No one or one company should have the lions share..
How can they say their program would be bad if it got into the wrong hands? Who tells them what to do and how to use it? Who are they to say they are the powers of good and all the rest are evil? They themselves.
It reminds me of George Orwel and Animal Farm
All animals are equal but some are more equal than others!
While lambasting the industry via comments to the SEC, please remember to also pick out the "dark pool" as being unfair, preventing price discovery, creating an un-level play field, etc.. In fact, a careful reading of the white paper suggests that "pinging" orders are a response to the "dark pool" trend.
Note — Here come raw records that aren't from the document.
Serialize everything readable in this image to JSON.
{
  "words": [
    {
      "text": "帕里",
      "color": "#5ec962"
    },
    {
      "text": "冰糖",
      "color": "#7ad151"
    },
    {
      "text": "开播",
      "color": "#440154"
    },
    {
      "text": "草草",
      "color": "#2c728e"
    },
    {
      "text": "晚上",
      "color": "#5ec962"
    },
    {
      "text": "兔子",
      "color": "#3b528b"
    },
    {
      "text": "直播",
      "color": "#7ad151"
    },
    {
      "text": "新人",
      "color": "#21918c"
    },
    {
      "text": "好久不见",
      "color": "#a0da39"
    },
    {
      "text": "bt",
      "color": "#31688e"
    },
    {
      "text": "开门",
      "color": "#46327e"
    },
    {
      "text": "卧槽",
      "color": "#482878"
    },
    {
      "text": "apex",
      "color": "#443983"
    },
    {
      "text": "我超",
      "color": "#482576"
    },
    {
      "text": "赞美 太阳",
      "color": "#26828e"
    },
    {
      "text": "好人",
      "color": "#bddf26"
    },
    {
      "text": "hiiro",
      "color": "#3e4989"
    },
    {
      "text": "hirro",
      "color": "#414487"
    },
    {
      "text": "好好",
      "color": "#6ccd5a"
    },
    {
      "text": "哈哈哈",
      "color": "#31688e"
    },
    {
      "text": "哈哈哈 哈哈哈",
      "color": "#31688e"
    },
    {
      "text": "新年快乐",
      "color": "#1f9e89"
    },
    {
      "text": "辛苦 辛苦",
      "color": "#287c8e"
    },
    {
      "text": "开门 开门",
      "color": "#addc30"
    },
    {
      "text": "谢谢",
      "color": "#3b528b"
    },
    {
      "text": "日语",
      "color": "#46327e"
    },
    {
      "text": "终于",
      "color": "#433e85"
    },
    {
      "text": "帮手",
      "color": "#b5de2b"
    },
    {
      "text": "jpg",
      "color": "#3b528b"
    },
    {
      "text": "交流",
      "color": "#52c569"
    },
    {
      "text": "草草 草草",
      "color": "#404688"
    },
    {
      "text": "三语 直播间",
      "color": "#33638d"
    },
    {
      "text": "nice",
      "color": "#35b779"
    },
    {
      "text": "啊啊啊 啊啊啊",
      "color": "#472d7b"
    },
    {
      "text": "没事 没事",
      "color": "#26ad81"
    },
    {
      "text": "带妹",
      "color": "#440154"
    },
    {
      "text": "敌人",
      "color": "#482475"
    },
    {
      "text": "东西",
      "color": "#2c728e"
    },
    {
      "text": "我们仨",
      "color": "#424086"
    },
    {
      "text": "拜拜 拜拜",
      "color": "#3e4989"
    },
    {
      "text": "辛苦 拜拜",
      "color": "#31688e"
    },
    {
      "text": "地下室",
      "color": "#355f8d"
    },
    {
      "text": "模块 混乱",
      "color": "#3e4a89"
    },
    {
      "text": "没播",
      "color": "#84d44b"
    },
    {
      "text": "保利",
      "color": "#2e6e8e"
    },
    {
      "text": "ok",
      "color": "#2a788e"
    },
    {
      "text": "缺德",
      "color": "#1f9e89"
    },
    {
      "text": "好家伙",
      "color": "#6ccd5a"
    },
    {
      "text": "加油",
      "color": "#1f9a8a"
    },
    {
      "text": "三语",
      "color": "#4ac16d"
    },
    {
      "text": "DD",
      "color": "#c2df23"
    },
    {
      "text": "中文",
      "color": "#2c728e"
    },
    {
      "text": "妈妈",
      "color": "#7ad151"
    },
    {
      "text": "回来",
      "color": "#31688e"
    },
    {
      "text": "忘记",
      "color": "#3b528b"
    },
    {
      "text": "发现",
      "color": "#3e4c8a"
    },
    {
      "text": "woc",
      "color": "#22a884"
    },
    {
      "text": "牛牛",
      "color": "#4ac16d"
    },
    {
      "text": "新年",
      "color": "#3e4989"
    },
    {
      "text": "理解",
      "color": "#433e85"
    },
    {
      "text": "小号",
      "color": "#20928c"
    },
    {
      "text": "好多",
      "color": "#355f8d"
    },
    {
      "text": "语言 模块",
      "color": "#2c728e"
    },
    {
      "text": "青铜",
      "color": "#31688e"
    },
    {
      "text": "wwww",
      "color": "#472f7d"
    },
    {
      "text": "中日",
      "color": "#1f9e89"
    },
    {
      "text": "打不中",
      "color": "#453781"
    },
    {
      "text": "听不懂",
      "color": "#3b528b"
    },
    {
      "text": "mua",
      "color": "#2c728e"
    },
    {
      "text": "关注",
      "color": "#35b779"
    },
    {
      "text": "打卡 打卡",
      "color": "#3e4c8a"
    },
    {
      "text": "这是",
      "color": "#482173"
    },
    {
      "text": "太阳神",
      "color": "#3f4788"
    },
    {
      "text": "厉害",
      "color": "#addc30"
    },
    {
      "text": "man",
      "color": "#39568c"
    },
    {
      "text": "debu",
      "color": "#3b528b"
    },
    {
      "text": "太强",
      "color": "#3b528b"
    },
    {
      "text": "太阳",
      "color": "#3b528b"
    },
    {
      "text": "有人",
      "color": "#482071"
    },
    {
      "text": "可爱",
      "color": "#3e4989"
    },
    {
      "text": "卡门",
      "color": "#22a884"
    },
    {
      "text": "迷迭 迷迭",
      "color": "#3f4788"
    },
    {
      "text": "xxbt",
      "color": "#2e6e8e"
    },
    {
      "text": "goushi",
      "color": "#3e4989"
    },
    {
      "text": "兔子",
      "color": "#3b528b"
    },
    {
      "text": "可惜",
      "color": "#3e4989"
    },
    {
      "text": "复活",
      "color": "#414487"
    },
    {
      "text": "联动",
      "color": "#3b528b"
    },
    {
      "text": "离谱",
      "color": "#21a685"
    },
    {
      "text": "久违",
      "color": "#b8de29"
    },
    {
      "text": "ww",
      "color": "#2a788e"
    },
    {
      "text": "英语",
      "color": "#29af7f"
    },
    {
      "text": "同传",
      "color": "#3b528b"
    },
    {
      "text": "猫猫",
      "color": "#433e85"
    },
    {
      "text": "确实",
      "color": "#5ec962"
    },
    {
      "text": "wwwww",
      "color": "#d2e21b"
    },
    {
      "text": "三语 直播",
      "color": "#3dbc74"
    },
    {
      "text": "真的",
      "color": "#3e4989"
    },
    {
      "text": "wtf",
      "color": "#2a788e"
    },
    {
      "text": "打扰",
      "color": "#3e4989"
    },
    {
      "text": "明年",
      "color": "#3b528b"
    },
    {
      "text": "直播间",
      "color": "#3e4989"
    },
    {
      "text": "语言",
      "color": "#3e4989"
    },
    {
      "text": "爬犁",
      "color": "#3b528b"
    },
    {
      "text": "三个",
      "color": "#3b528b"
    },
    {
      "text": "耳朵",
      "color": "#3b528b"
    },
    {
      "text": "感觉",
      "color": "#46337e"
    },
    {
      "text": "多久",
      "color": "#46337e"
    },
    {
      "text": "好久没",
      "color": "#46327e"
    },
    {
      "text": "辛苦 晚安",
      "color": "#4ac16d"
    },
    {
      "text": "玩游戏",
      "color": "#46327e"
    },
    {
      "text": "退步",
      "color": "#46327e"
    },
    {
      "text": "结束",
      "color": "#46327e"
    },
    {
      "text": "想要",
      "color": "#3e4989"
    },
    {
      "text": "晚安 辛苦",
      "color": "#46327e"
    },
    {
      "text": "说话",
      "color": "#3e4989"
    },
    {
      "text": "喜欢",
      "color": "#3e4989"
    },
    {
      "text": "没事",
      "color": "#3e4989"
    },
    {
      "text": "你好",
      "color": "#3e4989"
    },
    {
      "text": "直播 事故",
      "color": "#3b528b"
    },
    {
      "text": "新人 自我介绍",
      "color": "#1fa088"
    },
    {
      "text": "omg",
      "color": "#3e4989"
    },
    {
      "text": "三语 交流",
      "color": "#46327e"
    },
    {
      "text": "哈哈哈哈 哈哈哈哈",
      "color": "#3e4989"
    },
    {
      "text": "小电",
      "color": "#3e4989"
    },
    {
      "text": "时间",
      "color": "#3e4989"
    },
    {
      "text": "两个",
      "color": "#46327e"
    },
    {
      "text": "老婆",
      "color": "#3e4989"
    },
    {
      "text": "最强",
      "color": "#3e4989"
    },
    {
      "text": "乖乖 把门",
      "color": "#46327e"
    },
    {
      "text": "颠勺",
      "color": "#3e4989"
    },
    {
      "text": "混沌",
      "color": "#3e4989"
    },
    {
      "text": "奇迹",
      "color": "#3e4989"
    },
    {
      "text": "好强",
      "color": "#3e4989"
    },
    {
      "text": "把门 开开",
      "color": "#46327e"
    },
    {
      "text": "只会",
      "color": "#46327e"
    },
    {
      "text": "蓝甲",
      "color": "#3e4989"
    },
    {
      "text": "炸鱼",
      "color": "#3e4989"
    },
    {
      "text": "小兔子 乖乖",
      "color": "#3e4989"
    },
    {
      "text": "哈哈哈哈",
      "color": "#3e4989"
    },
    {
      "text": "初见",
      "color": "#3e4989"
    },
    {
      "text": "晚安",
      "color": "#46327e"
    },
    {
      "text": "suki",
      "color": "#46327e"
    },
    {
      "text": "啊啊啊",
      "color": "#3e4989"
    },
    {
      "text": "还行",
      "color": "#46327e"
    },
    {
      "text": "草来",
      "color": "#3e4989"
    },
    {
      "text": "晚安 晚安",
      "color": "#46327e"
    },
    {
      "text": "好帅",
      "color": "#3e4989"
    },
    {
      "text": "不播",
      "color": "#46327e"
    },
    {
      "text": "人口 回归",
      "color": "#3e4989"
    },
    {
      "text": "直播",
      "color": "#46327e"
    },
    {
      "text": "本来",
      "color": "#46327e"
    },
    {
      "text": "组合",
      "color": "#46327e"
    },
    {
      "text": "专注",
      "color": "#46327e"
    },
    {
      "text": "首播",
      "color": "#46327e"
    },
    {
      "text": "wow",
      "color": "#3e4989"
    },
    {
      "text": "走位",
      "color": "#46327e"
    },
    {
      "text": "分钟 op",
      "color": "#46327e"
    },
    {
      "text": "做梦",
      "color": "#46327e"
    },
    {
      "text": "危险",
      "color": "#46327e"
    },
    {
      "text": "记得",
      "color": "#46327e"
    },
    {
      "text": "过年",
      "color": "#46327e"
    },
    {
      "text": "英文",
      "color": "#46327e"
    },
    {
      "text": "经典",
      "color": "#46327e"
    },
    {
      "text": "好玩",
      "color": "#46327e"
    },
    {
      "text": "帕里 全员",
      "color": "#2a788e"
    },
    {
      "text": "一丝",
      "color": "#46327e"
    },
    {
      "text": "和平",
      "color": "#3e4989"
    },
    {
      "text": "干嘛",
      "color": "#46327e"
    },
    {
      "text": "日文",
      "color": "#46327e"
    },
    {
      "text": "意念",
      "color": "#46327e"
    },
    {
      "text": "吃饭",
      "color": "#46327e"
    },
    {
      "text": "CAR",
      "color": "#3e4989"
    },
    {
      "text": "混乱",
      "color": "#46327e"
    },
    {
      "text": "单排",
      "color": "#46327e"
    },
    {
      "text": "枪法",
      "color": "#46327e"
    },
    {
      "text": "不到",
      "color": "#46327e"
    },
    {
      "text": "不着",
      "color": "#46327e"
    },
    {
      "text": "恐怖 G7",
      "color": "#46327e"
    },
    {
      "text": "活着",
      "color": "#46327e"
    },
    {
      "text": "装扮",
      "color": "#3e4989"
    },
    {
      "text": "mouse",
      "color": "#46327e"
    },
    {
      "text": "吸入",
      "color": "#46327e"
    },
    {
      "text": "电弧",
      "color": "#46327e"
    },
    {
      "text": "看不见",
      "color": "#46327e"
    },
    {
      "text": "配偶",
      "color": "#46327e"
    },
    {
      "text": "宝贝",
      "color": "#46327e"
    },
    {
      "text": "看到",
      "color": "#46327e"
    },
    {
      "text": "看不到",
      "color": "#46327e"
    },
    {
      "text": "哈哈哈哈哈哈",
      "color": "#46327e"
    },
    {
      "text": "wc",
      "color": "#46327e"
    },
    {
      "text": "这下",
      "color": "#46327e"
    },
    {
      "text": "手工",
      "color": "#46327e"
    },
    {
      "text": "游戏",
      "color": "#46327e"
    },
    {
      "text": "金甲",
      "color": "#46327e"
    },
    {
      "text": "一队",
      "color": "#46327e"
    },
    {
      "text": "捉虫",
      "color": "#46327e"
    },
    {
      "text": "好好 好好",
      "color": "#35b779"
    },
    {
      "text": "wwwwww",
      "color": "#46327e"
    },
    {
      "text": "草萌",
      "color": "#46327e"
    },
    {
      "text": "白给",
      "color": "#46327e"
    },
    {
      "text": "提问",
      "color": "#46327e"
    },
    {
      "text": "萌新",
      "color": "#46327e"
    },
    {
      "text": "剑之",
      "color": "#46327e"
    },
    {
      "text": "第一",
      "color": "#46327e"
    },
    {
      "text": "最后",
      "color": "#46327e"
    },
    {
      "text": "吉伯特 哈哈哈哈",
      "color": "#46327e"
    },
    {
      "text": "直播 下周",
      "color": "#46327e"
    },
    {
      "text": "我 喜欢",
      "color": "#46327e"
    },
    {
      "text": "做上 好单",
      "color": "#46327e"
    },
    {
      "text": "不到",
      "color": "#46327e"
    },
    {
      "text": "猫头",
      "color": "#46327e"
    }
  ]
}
I suspect HFT began as a simple bid-ask spread taker (the life-blood of the market-making industry), evolving as a result of competition; to the point where, indeed, there is at least an appearance of automated front-running. Having said that, what part of HFT would you regulate out of existence ? The slope seems slippery.
I got pretty close to my asking price on everything. My wife handled the sales and cash while I stood in the back bidding against the buyers. Of course I got stuck with some of it but the really good news is that I printed the money to make those purchases… so I have all the money I was counting on and can sell the rest of the stuff in the garage at a later date (and in the same way!).
Some folks think it isn't fair to compete in my own sale or to print the money to buy my own stuff back, but hey the govt does it at their auctions. Maybe you also think it is not fair to not just have a reserve price that is stated, in case I don't think I am getting a fair bid – well, the govt doesn't do that either… and it is a govt of the people, by the people, and for the people (and I am just a peeps, too).
True, printing money has the effect of devaluing the currency but most everybody thinks deflation is a bigger problem…. and even the govt thinks it will be years before prices start increasing, so I am willing to help out there.
Somehow I am not being afforded the same protection as the govt, as I can have my books audited and be prosecuted for fraud and counterfeiting. Time to have the laws changed to level the playing field, I think. Heck, if the Federal Reserve can't be audited (and they aren't govt either), why should I be?
Five Trillion would be a real challenge for me -- a lot of Hundred Dollar bills.... but we know know that $1.34 Trillion in bonds will fit in the false bottom of a suitcase.
Problem solved!
How do you think the interest rates were bid so low last week?? Good demand for bonds:-) Bet the govt was providing a lot of the demand.
He** YEAH. Especially if I'm a politician that knows that this is all THOSE PEOPLE'S fault and the peasant serfs in my congressional district are typical `mericans; meaning superstitious, semi-literate, and angry at THOSE PEOPLE who RUINED EVERYTHING. Throw in Faux News stirring up the morons and you can't lose. So grab yer guns - and your woman-folk - because we're all gonna be in a fascist paradise in about 5 years.